We’re all used to consolidation in the "old line" industries such as autos, steel, airlines, and even utilities. It’s a result of the overall market reaching a degree of maturity where the growth does not allow for all those companies in that industry to continue growing at their necessary rate. If companies do not grow; then their stockholders get anxious, their aggressive employees leave, and their competitors become predatory. What happens in these industries is that they also become more "mature." They merge in order to "consolidate" operations for efficiency and lower costs. There are fewer and bigger players.

But, how about a technology-driven industry such as "the Internet"? It seems to be expanding at an ever increasing rate with more entrepreneurial companies entering the fray all the time. The cost of entry can be small and much can be accomplished quickly by smart, aggressive management. With new opportunities and business services being developed, there seems to be room for all and with sufficient capital available for investment.
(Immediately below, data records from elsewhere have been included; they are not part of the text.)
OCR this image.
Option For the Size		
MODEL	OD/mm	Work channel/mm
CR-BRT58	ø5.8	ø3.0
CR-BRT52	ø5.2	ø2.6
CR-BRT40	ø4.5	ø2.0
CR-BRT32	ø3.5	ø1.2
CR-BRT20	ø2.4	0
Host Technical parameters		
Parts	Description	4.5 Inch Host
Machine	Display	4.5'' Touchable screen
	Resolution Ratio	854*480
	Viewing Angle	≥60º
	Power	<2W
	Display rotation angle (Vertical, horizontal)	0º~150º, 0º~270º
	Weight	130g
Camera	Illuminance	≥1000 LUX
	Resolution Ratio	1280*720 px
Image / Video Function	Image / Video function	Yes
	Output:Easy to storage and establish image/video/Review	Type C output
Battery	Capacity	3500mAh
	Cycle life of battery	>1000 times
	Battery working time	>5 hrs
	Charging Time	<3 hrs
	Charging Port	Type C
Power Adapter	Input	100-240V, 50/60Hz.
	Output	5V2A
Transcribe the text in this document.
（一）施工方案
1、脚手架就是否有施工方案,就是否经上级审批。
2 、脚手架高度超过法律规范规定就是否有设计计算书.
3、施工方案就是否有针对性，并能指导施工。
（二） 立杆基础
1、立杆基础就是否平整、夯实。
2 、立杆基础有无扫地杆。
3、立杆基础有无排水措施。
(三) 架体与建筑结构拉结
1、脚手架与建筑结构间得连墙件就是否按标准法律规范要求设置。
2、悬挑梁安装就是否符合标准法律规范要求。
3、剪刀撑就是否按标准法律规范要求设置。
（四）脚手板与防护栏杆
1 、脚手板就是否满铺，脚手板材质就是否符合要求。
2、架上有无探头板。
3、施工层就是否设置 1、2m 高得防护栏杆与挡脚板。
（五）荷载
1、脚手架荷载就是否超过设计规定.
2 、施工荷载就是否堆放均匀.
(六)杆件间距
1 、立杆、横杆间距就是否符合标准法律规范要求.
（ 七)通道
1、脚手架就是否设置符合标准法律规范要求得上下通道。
As long as the rate of growth continues to increase then there is room for all the companies to grow; however, even if the industry is growing, there will soon come a time when that rate of growth slows. The capital available will begin to diminish and some of the companies will have to slow down. Consolidation will be forced in order to survive.

However, there are already forces at play other than "forced consolidation." Some companies will make bad management decisions or find that what they are doing requires more capital than available to them. These entities will either be forced out of business or become consolidated into another company to provide a stronger base. If there are too many companies chasing the same business, then some will have to step aside. And, of course, some guys just decide that they have made enough money and it’s time to "get out."

So when you are selling a technology or picking a partner for a new business venture, the people you make the deal with may not be there to implement it or there may be new management from the acquiring or merged company. This may turn out to be good for you, or bad. In any case, if your program will run over any extended period of time you should make a judgment about how your partner will fare during that time frame. Is the industry growing; is the company growing only because the industry is growing; are they financed such as to be a survivor; is the company owned such that the top guys will "take their money and go"; and what effect will these consolidation factors have on your deal?